Cette nouvelle plantule demandera environ un an pour fournir une fleur et être capable de
donner des boutures.
PROCEDURE DE BOUTURAGE :Qu'il s'agisse d'obtenir des boutures ou de prélever des méristèmes, la procédure est la mène, seulement les méristèmes sont prélevés avant d'être visibles à l'oeil nu, tandis que pour les boutures on les laisse se différencier sur place jusqu'à obtention d'une plantule.
La même feuille peut redonner à plusieurs reprises de nouveaux
méristèmes, si on les prélève dès qu'ils ont apparu (levée de l'inhibition)
Au bout de 8 jours les premiers méristèmes apparaissent. Huit jours
plus tard, les ébauches de plantules sont visibles à l'oeil nu. Environ 10 % des
feuilles ne donnent rien. La zone critique est la tranche de cassure de la feuille ; si
une altération, même minime, survient il n'y aura pas de prolifération de méristèmes
(voir croquis). Le bas des feuilles reste indemne au bout de 15 jours de tout
noircissement et de toute pourriture.
Lorsqu'on place les feuilles sur milieu gélosé, les méristèmes
apparaissent en 24 heures, mais les risques d'infection augmentent beaucoup. Les deux
manières peuvent se conjuguer.
LA METHODE IN-VITRO :
La culture in vitro n'est pas un super moyen de
multiplication, mais un moyen de plus à des fins de productivité, qui ne dispense pas du
tout d'étudier les autres.
Les méristèmes commencent à se développer au bout de 49 heures. A
la différence des graines, ils sont pratiquement indemnes de toute contamination. Il faut
les prélever avant qu'il n'existe une ébauche de feuille, sinon la réussite est moins
sûre et les chances d'infection augmentent.

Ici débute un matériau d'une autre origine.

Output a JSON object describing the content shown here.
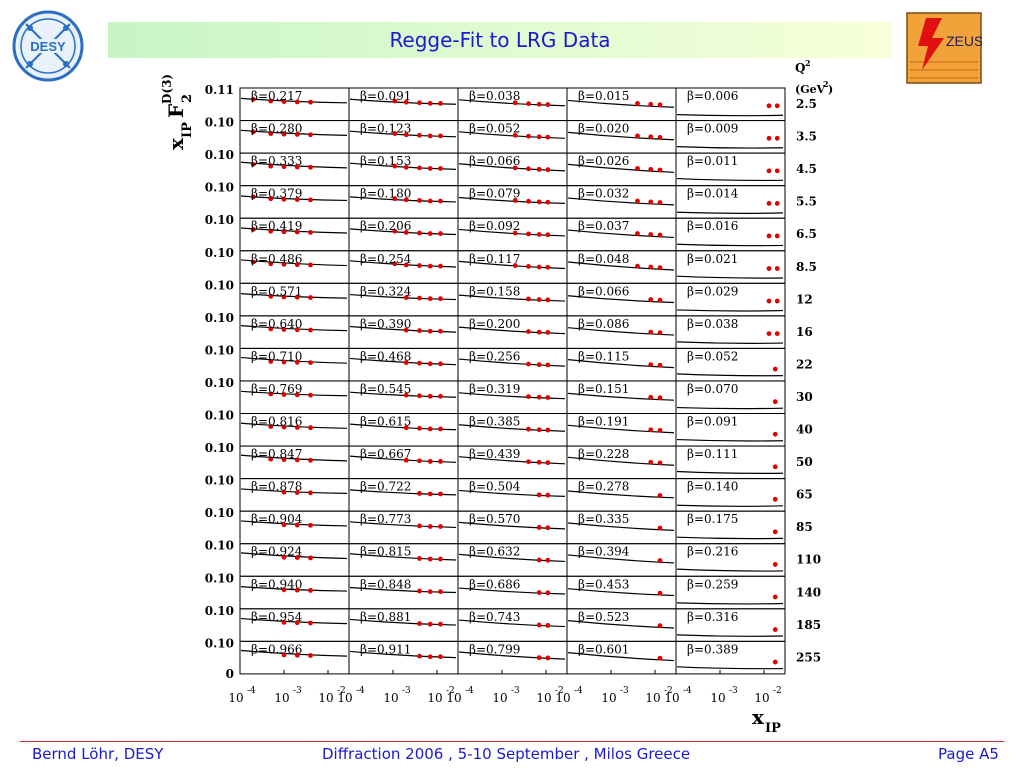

Par contre plus l'explant est petit, plus les "décès" sont
nombreux. Il faut faire un compromis. Nos prélèvements se situent entre 0,1 et 0,12 mm.
On opère au microscope, grossissement 40 à 50 fois.
Les méristèmes prélevés sont placés sur un milieu gèlosé. Nous
avons utilisé le milieu de Cirall (1983) pour les macro-éléments et celui de Monnier
pour les micro-éléments. En voici la composition:
La plantule développée sera repiquée sur le milieu dilué de moitié et sans Benzil
aminopurine, ou sur milieu de Thomal (DIONÉE 15) avec adjonction d'acides aminés.
On peut aussi repiquer les feuilles qui donneront alors d'autres plantules. On double
ou triple assez vite le nombre initial. Ce repiquage s'effectue alors sur le même milieu.
La sortie des tubes s'effectue sans problème. Les plantules sont posées sur argile
expansé en milieu chaud et humide, en hydro-culture (DIONÉE N°14).